Alvarez à l’Atlético : le barça dans la tourmente d’un transfert explosif
Alors que l’équipe de France venait de valider sa qualification pour les huitièmes de finale de la Coupe du monde 2026, l’Argentine de Lionel Messi montrait l’exemple en s’imposant face à l’Autriche (2-0). Dans le sillage de cette performance, Julian Alvarez, attaquant de l’Atlético de Madrid, a profité de la zone mixte pour faire une déclaration qui relance le débat sur son avenir. L’international argentin a exprimé son souhait de rejoindre le FC Barcelone, évoquant « un rêve à réaliser ». Une annonce qui a immédiatement provoqué une réaction enflammée du club madrilène.

Le FC Barcelone mis au défi par l’Atlético de Madrid
Face à cette volonté affichée du joueur, l’Atlético de Madrid a réagi avec fermeté. Un porte-parole du club a catégoriquement affirmé : « Aucune somme ne permettra au FC Barcelone d’acheter Julian Alvarez, qui ne sera pas transféré au FC Barcelone. » Le club madrilène rappelle à cette occasion les méthodes controversées du club catalan, évoquant notamment le cas d’Antoine Griezmann, dont le transfert en 2019 aurait été facilité par des promesses de commissions à son entourage. Une comparaison qui ne laisse aucun doute sur la détermination des Rojiblancos à protéger leur joueur.
L’Atlético de Madrid a également précisé que le seul moyen pour le FC Barcelone d’obtenir le transfert de Julian Alvarez serait de s’acquitter de sa clause libératoire, estimée à 500 millions d’euros. « Soit il paie la clause, soit rien », a-t-on martelé du côté du club madrilène.

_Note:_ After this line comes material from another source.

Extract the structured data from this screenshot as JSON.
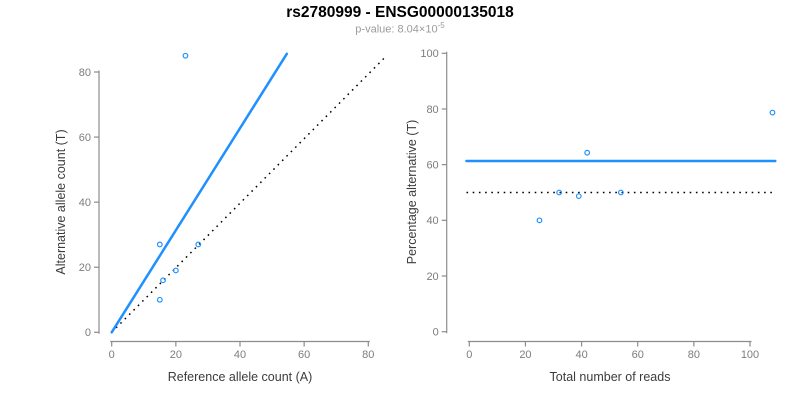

Une plainte à la FIFA en préparation
Les tensions montent d’un cran. Selon des informations recueillies sur place, l’Atlético de Madrid envisage de déposer une plainte auprès de la FIFA à l’encontre du FC Barcelone. L’accusation ? Avoir négocié avec un joueur sous contrat, une pratique que le club madrilène qualifie sans détour de « tricherie ». « Tout le monde sait que c’est un club qui triche. Mais ils sont tombés sur un club qui ne va pas se laisser faire », a-t-on déclaré au sein de la direction rojiblanca.
Ce feuilleton juridique risque de s’éterniser et de rythmer une partie du mercato estival, dont la date butoir est fixée au 1er septembre. Entre déclarations fracassantes et menaces de recours, l’affaire Julian Alvarez s’annonce comme l’un des dossiers les plus explosifs de l’intersaison.